Enquanto os outros quatro prédios da Ilha foram restaurados, a Alemanha Oriental planejou demolir o Neues Museum diversas vezes, deixando o edifício em ruínas por mais de 60 anos. Apenas em 1985 sua recuperação foi aprovada.
Em 1997, já após a reunificação da Alemanha, um concurso escolheu o arquiteto David Chipperfield para restaurar o prédio. As obras, que duraram entre 2003 e 2009, adotaram um conceito de "restauração complementar". Ou seja, preservaram o que restava do museu e incluíram elementos novos perceptíveis, mas harmônicos em relação às partes originais.
Os arquitetos buscaram soluções individuais para reparar os danos de cada um dos ambientes, priorizando a preservação de elementos históricos. "Foi um projeto de pesquisa porque cada galeria, cada ambiente e cada parede foi documentada precisamente sobre o que havia sido preservado e o que estava faltando", explica Parzinger.
O processo contou com arquitetos, restauradores, conservadores, historiadores de arte, arqueólogos e especialistas nos objetos que seriam exibidos quando o museu fosse reaberto. "Eles pensaram em como lidar com cada espaço. Creio que o Museu Nacional também precisará reunir enorme expertise", diz.
Desafios e custos
O presidente da Fundação de Herança Cultural Prussiana alerta que reconstruir edifícios seriamente danificados mantendo peças "sobreviventes" é um projeto custoso. Além disso, pode haver dissenso sobre a forma de recuperar o prédio, como ocorreu com o Neues Museum.
"Um movimento em Berlim queria que o museu fosse reconstruído exatamente como antes da guerra, incluindo todo o design interior. Isso é uma loucura porque pode-se reconstruir o prédio, mas não as pinturas que foram perdidas."
Integrantes do movimento tentaram mobilizar a população em favor dessa abordagem, mas os responsáveis pelo projeto defenderam sua posição. "Tivemos uma grande briga para convencer o público. Mas quando reabrimos o museu foi um sucesso. As pessoas entenderam a mensagem da reconstrução. Foi um desafio para o arquiteto manter o design, combinar e criar uma harmonia entre o velho e novo e convencer o público sobre isso."
Palácio ressuscitado a partir das fotos
No início do século 18, o Stadtschloss era o prédio secular barroco mais importante ao norte dos Alpes. Originalmente construído em 1441, foi expandido em estilos renascentistas e depois barroco - este último sob a guarda de Andreas Schlüter.
O palácio, uma das residências da dinastia real prussiana, também ficou severamente danificado após a Segunda Guerra e acabou demolido pela Alemanha Oriental. Em seu lugar, foi construído o modernista Palácio da República, sede do parlamento daquele país.

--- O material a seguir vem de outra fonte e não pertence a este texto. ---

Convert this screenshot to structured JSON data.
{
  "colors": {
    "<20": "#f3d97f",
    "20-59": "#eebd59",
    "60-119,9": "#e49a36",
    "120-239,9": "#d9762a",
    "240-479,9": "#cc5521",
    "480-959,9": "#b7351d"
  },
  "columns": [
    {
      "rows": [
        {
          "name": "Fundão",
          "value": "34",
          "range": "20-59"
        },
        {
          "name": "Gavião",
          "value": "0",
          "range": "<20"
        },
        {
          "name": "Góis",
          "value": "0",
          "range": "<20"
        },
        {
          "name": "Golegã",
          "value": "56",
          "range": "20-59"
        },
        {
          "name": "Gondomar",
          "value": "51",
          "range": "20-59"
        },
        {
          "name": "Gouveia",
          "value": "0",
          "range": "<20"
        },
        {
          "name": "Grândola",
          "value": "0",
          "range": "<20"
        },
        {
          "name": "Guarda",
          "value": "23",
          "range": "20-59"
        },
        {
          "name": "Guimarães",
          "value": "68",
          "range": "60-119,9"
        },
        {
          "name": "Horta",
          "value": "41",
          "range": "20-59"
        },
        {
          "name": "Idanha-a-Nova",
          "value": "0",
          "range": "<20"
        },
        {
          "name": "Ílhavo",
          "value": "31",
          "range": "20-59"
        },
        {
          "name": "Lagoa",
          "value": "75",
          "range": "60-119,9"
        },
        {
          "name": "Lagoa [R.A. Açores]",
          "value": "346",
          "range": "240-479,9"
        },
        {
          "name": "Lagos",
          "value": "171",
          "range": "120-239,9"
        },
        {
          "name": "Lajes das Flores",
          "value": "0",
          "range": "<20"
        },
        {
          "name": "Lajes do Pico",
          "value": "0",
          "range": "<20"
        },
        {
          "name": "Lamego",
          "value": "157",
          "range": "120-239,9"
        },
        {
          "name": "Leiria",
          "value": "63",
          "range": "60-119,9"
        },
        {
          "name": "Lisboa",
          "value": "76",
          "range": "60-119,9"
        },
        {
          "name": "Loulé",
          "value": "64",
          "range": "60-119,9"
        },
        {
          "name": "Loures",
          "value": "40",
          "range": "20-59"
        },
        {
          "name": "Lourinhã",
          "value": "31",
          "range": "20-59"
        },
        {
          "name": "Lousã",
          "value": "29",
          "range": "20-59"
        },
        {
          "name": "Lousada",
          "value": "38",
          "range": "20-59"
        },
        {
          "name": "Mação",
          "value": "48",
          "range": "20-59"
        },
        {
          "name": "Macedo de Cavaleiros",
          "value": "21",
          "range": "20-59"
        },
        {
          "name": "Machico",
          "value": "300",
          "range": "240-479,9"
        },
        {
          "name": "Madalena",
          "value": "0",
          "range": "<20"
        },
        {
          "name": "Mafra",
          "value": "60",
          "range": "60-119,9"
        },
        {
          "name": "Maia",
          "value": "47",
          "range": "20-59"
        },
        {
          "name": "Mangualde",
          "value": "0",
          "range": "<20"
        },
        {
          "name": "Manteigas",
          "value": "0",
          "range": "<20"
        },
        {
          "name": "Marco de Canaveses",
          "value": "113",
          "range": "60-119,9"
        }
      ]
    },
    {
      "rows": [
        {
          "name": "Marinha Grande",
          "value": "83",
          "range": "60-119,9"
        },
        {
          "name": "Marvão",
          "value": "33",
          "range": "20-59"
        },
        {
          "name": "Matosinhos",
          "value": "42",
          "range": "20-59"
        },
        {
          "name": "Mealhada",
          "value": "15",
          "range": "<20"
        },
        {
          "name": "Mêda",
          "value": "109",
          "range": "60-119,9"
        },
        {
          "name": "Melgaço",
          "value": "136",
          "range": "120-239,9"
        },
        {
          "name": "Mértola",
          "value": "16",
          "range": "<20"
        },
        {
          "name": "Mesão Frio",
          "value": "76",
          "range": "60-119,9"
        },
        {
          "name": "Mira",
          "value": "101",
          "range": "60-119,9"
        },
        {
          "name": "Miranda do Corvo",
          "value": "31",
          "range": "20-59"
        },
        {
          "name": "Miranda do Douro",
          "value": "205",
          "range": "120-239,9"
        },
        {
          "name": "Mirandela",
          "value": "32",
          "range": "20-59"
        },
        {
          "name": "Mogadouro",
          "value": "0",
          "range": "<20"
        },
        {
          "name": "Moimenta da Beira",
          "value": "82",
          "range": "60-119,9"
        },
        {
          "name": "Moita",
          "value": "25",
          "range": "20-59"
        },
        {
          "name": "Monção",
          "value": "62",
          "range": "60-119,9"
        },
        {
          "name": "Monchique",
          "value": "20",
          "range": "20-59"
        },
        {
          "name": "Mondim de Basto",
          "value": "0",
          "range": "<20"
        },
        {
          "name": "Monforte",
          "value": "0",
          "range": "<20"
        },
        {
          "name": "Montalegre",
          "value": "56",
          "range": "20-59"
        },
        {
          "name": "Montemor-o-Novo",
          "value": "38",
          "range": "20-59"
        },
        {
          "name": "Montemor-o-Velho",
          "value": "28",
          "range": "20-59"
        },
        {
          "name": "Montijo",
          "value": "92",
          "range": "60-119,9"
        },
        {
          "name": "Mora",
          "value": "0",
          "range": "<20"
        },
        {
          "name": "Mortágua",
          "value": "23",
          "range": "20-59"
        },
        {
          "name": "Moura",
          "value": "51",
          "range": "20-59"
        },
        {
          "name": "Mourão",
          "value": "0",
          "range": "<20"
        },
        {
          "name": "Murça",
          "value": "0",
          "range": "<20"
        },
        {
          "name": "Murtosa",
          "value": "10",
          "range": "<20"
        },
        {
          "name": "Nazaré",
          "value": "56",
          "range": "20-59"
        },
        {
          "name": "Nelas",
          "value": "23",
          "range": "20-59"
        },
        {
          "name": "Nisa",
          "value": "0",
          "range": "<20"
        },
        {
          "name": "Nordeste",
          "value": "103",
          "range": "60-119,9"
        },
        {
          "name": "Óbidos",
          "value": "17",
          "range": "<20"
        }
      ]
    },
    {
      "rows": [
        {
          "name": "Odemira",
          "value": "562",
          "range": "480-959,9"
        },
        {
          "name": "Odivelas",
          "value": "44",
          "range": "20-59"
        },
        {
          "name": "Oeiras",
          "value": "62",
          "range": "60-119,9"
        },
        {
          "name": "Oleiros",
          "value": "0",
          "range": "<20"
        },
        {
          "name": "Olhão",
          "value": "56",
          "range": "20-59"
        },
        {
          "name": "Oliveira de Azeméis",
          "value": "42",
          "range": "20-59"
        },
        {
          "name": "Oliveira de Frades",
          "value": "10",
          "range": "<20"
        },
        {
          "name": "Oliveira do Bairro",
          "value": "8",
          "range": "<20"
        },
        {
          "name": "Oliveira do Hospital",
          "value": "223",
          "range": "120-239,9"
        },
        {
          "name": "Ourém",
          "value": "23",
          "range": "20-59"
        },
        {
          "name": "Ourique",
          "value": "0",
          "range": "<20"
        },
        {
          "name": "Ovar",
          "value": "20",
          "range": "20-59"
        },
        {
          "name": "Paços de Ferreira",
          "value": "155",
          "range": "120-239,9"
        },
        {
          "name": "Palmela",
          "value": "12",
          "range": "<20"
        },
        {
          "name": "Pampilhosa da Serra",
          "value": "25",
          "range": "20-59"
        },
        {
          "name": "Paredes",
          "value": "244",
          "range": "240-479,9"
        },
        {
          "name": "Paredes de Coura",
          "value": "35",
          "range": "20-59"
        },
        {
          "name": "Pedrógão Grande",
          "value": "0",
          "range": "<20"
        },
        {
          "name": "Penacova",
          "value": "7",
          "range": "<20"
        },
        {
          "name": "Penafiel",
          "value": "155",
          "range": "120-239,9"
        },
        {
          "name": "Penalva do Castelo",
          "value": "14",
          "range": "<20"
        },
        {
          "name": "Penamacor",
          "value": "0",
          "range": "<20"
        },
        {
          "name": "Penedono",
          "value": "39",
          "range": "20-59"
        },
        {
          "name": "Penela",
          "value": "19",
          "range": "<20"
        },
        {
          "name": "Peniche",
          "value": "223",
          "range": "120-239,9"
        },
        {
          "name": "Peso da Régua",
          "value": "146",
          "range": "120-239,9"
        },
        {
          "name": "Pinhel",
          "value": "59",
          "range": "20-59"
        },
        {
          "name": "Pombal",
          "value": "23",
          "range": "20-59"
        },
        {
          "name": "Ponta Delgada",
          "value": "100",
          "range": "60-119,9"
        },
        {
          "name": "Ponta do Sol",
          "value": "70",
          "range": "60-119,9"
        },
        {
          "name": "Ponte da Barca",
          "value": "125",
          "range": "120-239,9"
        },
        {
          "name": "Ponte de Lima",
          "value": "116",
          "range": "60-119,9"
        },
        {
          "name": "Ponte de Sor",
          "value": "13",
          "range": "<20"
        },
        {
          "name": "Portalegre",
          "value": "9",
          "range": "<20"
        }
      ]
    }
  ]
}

Com a reunificação alemã em 1990, o debate sobre a reconstrução do Stadtschloss se arrastou por cerca de 20 anos. Houve pressão popular a favor da obra, assim como críticas sobre o seu elevado custo e a importância de se preservar o Palácio da República, além de questionamentos a respeito de o Stadtschloss representar um passado alemão imperialista.
Em 2002, o Parlamento alemão aprovou a reconstrução do palácio com o orçamento superior a 500 milhões de euros, divididos entre o setor público (que bancou a maior parte dos custos) e a iniciativa privada, que coletou doações para três fachadas no estilo barroco original (a outra frente tem estilo moderno). Em seu interior, contudo, trata-se de um prédio novo.
O edifício, que deve ser inaugurado em 2019, será usado pelo Humboldt Forum para atividades culturais focadas em arte não europeia e cultura mundial nos moldes do Museu Britânico, no Reino Unido.
"Para reconstruir completamente um edifício, é preciso ter bom planejamento e fontes sobre como ele costumava ser", conta Bernhard Wolter, chefe de Comunicação de Construção e Angariação de Fundos do Humboldt Forum.
"Tivemos sorte porque, no final do século 19, o órgão (responsável pela) construção tirou fotografias bem exatas de todos os edifícios públicos. Também havia muitas fotografias detalhadas tiradas quando a autoridade comunista já tinha encomendado a demolição do edifício. Então podemos reconstruir o que foi fotografado."
Herança cultural
Como se trata de uma réplica, o Stadtschloss teria o mesmo valor histórico do original? Parzinger e Wolter acreditam que sim.
"Um ótimo exemplo é a reconstrução do Campanile di San Marco em Veneza, concluída em 1912. O prédio entrou em colapso, então as autoridades italianas tiveram que tomar a decisão de reconstruí-lo ou não. Eles o reconstruíram e agora ninguém sabe disso", argumenta Wolter.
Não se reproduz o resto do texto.